Le contre-pouvoir : une notion ambiguë et des pratiques douteuses

Le contre-pouvoir[1], c’est toute forme de résistance contre un pouvoir donné ; étant entendu que tout pouvoir, par son essence de pouvoir, tend inexorablement à l’abus comme l’avait si bien dit Montesquieu. La presse représente à la fois le contre-pouvoir par excellence et le levier principal de tout autre contre-pouvoir. Aucune forme de résistance contre le pouvoir n’est envisageable sans l’apport de la presse qui est à la fois source d’information et un moyen de communication. C’est exactement ce que les tenants du pouvoir politique ont compris, d’où leur course effrénée vers le contrôle du pluralisme médiatique. On ne peut pas limiter le nombre de médias ni la liberté d’expression : on peut en revanche polluer la presse et les médias. Cette pollution prend plusieurs formes : le contrôle par la corruption, la création de médias prétendument libres (mais en réalité au service du pouvoir) les pressions fiscales, etc. Dans un pays où le législatif et le judiciaire se sont inféodés à l’exécutif, seule la presse devrait garantir le contre-pouvoir. Or cette presse est aujourd’hui investie et manipulée par les trois pouvoirs.

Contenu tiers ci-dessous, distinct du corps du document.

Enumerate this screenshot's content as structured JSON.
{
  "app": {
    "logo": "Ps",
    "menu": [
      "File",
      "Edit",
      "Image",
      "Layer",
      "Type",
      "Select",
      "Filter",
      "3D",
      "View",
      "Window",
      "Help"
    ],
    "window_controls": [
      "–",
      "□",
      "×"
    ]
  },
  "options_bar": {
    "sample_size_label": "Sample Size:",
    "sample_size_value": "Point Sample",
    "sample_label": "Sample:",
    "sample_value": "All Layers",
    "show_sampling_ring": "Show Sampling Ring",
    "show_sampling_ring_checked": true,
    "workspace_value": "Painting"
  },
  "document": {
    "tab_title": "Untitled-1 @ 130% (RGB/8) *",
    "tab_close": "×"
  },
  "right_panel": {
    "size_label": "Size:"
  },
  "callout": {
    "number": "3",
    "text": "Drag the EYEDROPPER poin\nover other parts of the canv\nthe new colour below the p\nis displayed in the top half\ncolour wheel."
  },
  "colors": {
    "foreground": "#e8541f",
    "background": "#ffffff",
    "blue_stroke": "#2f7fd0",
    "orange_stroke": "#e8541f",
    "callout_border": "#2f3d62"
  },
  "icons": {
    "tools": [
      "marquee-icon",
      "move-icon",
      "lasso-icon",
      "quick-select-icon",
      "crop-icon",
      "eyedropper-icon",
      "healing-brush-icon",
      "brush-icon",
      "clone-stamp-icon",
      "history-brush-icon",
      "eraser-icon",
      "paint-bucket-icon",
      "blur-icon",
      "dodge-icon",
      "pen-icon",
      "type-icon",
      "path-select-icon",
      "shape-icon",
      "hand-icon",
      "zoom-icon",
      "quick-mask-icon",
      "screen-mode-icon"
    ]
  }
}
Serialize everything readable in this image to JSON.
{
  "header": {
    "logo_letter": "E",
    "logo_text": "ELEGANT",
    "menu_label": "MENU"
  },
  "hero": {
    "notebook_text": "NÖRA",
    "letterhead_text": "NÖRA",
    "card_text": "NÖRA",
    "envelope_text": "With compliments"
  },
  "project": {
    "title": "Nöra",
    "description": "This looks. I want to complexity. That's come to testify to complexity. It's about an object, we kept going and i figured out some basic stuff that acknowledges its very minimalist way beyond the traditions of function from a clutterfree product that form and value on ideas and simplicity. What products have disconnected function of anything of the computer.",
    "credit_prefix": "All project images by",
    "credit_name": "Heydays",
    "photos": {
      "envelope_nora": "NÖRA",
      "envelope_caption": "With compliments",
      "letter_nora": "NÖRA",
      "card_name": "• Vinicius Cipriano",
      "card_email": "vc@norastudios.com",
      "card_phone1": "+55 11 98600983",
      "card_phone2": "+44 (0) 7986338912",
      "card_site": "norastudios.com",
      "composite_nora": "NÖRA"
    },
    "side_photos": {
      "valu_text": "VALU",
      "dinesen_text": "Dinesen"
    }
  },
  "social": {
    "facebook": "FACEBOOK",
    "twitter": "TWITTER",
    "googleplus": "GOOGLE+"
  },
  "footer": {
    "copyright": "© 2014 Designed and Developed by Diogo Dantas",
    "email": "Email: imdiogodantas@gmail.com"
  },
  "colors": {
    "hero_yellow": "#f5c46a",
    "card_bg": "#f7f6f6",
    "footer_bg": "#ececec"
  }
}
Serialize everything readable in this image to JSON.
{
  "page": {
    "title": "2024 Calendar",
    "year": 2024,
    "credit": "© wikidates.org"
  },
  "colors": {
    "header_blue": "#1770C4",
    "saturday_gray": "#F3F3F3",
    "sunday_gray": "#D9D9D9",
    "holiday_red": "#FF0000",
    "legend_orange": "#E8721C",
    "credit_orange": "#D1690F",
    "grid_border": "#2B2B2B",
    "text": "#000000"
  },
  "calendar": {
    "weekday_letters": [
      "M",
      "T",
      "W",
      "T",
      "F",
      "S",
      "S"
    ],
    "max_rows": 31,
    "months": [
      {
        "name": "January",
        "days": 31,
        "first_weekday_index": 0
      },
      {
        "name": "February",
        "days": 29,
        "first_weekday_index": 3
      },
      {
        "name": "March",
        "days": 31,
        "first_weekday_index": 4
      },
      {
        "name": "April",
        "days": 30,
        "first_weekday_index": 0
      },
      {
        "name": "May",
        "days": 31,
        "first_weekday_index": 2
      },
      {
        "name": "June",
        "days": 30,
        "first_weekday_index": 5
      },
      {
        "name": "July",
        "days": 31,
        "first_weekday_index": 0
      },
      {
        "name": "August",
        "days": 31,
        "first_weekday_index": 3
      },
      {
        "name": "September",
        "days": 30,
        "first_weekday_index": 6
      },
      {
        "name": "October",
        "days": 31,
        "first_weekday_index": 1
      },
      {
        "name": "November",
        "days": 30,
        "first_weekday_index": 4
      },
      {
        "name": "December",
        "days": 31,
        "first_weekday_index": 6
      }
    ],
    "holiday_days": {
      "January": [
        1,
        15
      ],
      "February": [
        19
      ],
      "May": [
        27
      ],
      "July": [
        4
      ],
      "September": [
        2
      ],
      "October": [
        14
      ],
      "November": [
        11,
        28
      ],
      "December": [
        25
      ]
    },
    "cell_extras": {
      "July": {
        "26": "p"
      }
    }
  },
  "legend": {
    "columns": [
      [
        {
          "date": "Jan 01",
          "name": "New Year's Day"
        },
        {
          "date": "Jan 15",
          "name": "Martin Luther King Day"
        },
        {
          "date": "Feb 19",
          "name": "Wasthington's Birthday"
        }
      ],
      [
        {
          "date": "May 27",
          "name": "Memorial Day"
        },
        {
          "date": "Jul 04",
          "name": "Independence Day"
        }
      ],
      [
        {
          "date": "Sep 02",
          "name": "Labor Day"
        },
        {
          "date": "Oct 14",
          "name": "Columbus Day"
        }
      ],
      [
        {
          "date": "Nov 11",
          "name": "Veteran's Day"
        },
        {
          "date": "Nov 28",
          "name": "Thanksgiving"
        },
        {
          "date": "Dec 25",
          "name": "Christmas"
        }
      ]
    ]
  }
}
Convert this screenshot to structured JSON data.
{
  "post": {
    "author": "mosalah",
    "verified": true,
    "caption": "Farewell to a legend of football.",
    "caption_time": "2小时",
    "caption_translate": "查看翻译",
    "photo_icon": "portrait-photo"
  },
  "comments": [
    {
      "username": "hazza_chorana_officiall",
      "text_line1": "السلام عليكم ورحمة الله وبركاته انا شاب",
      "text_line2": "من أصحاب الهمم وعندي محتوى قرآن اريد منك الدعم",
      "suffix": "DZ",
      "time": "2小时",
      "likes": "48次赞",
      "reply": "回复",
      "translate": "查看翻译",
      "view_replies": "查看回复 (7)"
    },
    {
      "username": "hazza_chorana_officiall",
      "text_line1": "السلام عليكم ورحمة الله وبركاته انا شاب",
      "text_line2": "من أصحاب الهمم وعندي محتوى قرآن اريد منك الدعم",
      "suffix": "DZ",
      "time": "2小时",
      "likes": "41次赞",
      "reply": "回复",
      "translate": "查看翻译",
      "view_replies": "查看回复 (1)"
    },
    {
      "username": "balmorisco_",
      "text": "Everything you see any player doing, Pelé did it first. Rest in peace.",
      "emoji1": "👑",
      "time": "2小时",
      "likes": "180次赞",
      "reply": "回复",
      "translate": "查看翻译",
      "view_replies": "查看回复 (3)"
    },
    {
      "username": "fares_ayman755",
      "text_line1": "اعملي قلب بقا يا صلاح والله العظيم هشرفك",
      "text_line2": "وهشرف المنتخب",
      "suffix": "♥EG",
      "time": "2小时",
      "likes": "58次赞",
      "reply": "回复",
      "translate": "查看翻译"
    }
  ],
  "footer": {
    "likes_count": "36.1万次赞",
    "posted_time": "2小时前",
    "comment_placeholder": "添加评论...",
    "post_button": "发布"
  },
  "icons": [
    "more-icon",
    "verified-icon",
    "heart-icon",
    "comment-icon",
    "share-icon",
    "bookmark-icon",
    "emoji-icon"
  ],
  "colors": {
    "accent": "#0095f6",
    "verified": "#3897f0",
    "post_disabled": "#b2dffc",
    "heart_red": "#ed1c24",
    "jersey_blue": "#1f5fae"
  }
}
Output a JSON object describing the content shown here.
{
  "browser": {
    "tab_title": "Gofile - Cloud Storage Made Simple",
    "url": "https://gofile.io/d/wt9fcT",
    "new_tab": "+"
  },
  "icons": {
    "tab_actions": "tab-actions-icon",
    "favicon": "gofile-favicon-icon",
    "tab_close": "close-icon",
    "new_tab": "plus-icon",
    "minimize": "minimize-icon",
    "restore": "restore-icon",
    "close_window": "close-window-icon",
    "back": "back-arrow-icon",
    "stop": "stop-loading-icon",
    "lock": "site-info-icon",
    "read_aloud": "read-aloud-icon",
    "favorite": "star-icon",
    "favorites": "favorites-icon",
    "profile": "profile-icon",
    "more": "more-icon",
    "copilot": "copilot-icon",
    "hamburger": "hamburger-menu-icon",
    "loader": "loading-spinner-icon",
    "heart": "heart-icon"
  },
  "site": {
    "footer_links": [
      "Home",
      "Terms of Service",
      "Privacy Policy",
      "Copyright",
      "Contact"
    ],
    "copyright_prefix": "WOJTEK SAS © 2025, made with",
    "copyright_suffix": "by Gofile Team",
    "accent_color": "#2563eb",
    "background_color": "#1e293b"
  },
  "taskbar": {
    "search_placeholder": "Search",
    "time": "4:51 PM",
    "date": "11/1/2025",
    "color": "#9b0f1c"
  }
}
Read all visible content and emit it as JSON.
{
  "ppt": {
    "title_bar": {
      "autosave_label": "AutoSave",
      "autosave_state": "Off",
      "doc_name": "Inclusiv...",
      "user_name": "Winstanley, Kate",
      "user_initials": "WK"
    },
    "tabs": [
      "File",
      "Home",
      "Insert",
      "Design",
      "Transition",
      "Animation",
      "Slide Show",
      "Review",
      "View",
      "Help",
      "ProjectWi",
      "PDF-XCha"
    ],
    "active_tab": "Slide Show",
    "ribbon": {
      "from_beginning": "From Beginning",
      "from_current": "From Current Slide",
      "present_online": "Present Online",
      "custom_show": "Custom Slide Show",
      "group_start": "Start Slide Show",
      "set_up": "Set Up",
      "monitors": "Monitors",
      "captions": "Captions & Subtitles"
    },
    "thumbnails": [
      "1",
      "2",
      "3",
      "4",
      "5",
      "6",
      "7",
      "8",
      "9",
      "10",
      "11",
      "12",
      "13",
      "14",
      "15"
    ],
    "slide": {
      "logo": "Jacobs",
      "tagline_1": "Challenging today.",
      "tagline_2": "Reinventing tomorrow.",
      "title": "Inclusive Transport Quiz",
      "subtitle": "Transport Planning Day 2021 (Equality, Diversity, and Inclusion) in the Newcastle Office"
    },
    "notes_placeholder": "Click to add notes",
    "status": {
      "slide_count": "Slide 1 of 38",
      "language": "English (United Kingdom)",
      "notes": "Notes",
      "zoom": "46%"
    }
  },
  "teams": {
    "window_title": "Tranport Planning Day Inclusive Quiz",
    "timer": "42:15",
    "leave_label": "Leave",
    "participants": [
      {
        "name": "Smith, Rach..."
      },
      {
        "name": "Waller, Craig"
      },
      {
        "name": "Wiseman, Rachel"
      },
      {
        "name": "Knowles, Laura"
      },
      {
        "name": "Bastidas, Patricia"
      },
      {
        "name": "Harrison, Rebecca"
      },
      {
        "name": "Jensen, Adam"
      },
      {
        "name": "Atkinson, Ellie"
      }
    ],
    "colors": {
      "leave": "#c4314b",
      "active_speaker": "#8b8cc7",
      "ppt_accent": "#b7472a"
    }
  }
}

 Ce n’est d’ailleurs pas un hasard si des juges se sont offusqués de la tentation de certains avocats à plaider davantage dans la presse qu’au tribunal : ils sont sans doute vu comment la presse est devenue un élément de la Justice. Le contrôle de l’opinion a pour vocation de faire passer les sentences les plus injustes par une préparation a priori de l’opinion. Toutes les fois que le régime actuel a voulu faire condamner quelqu’un, il est passé par ses canaux préférés : audiovisuel et presse écrite pour inonder les consciences d’aprioris négatifs sur le concerné.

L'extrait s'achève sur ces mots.